Le cabinet américain cloud Spectator, qui est une référence en termes d’étude de cloud, classe dans un rapport paru en 2017 OVH deuxième en termes qualité de service/ prix, loin devant Google et Amazon.
Cependant, OVH, à travers ce mouvement, devient un acteur gênant pour les puissances occidentales qui cherchent à conserver la maîtrise de la surveillance du cloud. OVH est un des rares hébergeurs de Cloud souverain, c’est à dire qui conserve la confidentialité des données de ses utilisateurs (qui sont des entreprises pour la très large majorité). Parmi ses clients, on retrouve 14 sociétés du CAC40, 20 des 500 plus grands groupes mondiaux, ainsi qu’un nombre très important de PME françaises. Ce n’est pas le cas de ses principaux concurrents américains (AWS, Google, etc.) qui, soumis au Patriot-Act, ont une obligation de transparence vis-à-vis du gouvernement américain. Pour pallier ce problème, OVH a d’ailleurs créé une filiale, OVH US, afin de conserver les données de tous ses clients non américains loin du joug de la loi américaine.

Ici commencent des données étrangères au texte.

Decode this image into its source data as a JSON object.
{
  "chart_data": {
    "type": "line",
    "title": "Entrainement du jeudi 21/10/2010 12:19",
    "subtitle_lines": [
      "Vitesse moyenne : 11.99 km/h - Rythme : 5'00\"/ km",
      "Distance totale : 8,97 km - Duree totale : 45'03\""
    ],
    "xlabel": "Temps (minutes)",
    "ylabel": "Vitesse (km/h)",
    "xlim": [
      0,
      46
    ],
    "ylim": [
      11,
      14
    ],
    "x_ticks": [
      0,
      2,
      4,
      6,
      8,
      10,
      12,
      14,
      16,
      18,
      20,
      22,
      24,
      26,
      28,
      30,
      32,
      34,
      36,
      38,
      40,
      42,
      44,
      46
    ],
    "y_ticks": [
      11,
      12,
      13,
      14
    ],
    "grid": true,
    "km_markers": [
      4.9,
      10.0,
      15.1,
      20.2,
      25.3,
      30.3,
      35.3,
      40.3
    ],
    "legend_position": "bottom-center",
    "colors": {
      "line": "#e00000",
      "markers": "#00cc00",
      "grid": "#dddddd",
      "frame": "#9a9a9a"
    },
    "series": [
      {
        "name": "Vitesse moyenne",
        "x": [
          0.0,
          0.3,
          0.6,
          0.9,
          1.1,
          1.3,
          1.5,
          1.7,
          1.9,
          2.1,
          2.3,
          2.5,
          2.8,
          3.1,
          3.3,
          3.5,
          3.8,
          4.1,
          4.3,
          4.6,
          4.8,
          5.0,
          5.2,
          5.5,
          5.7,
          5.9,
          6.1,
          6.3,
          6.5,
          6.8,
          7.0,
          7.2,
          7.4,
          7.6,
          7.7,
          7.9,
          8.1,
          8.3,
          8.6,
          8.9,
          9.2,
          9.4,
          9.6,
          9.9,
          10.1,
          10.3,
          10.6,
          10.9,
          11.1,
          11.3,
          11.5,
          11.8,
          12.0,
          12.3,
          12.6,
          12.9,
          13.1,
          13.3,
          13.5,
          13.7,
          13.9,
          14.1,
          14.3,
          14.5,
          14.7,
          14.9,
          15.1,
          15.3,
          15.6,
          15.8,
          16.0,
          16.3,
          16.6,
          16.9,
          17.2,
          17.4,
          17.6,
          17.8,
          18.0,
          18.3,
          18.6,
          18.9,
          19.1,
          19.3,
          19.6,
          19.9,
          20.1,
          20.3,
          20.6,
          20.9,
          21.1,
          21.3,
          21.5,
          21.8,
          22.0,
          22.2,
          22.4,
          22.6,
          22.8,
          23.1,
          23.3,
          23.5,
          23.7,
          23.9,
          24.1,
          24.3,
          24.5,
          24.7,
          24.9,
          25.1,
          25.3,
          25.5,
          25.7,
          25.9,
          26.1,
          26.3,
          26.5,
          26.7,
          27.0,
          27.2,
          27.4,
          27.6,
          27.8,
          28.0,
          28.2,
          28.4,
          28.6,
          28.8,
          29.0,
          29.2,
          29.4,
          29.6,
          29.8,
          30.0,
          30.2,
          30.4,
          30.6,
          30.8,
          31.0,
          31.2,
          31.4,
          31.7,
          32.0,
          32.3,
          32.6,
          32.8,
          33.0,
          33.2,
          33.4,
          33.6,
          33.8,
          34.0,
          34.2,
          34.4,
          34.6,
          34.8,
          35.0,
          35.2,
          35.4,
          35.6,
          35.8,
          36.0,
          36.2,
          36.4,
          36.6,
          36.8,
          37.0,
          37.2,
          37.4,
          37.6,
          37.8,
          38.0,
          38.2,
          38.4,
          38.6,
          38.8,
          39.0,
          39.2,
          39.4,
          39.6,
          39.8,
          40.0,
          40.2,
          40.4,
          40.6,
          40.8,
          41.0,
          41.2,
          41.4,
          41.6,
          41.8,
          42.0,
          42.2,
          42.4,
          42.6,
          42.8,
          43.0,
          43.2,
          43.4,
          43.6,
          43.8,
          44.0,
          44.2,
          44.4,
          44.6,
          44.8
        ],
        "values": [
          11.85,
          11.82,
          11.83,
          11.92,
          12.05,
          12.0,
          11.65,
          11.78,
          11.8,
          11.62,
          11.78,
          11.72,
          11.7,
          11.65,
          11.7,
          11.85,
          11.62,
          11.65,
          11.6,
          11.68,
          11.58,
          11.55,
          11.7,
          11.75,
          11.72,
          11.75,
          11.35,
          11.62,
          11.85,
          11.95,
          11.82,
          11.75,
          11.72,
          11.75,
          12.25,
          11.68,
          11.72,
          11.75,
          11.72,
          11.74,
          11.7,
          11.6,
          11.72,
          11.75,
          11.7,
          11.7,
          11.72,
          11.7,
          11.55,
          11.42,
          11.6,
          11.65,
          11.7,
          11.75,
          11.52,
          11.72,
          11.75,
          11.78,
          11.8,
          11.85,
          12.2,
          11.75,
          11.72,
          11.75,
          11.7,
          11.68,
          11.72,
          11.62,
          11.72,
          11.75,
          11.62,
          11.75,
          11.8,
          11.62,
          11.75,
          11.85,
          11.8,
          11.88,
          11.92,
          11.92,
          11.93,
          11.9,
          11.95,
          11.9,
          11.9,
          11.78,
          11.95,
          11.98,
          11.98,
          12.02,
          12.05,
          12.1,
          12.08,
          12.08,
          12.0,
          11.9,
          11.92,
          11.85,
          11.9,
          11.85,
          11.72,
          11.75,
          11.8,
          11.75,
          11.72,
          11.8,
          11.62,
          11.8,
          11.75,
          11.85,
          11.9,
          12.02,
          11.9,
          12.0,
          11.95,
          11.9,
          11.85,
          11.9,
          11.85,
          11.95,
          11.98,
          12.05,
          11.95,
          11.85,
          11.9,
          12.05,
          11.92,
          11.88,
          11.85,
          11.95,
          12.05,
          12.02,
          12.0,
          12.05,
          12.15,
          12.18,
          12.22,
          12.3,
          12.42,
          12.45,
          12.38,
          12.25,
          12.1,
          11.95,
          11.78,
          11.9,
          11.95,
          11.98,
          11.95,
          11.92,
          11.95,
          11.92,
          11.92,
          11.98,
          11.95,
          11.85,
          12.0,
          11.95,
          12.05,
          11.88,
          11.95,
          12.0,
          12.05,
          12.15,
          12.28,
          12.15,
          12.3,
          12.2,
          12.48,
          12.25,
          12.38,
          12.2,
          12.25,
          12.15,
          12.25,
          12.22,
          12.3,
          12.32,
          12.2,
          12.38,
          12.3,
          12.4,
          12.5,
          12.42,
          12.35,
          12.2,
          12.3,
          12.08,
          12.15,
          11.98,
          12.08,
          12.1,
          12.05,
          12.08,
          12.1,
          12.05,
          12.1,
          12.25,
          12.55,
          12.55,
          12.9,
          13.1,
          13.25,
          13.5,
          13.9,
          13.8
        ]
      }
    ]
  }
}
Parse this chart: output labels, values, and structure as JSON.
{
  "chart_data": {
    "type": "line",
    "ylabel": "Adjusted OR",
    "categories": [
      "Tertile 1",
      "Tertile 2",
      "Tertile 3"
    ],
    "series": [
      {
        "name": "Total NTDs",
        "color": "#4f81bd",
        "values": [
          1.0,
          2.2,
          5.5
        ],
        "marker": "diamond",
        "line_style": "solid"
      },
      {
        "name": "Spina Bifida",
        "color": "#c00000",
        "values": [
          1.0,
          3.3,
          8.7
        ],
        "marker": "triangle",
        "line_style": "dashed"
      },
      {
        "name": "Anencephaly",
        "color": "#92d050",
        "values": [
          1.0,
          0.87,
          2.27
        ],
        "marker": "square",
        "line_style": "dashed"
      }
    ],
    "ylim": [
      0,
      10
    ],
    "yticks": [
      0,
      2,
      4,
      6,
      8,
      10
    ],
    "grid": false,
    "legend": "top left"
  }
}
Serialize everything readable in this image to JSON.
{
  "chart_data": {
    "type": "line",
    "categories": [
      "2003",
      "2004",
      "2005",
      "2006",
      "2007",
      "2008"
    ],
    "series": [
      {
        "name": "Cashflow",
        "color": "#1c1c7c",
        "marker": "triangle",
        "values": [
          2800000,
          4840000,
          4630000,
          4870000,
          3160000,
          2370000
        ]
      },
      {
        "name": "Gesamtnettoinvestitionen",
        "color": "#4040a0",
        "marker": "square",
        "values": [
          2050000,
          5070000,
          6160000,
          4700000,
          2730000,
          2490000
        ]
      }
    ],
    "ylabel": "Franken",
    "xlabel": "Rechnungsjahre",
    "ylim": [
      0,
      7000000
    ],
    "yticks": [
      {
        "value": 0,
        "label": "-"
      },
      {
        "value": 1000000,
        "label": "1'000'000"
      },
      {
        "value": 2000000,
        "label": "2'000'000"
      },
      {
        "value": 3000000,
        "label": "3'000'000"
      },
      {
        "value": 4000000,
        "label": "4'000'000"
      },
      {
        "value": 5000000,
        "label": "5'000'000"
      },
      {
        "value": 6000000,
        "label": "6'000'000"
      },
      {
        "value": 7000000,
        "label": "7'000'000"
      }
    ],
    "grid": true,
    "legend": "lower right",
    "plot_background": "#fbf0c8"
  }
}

Les dangers induits par l’ouverture du capital d’OVH
OVH s’est rendu vulnérable en ouvrant son Capital à KKR et Towerbrook à un niveau non communiqué (même si minoritaire, on peut l’estimer aux alentours de 25%). KKR est un des fonds d’investissement les plus puissants au monde. Il est connu en France pour son implication aux côtés de TPG Capital dans le rachat de Gemplus. Ce fond est dirigé par David H Petraeus, un ancien directeur de la CIA et intervenant régulier du conseil de direction d’In-Q-Tel. Il est à noter qu’il a travaillé à plusieurs reprises avec Pat Gelsinger, le dirigeant de VMware.
Il a été révélé que Octave Klaba, le fondateur de OVH est la cible de surveillance de la part du GCHQ, le Government Communications Headquarters, qui est lui-même membre de l’UKUSA, United States Communications Intelligence Agreement.
Par ailleurs, en 2010, Wikileaks a choisi OVH comme hébergeur pour l’ensemble de ses données afin de se protéger de l’état américain, plaçant l’entreprise française dans une situation délicate, notamment avec son gouvernement.
La situation actuelle est la suivante : il y a une entreprise stratégique pour la France car elle possède énormément d’informations et de données d’entreprises. Celle-ci ouvre son capital à un investisseur américain pour se développer sur le marché étatsunien. Son dirigeant est surveillé par des services de renseignements et son investisseur est étroitement lié à la CIA. Ce scénario rappel très fortement celui de Gemplus en 2002 et peut pousser à s’inquiéter pour la souveraineté de l’entreprise. De ce fait, on peut s’interroger sur le fait que si la société passait sous pavillon américain, est-ce que l’ensemble de ses clients seraient soumis au Patriot-act et verraient leurs informations totalement accessibles par les autorités américaines. On sait notamment que la NSA exploite de façon assez importante les informations confidentielles de nombreuses entreprises par ce biais.

OVH se donne donc les moyens de concurrencer Amazon et de devenir le leader mondial d’un marché en forte croissance et très stratégique, mais par la même occasion s’expose et se rend vulnérable.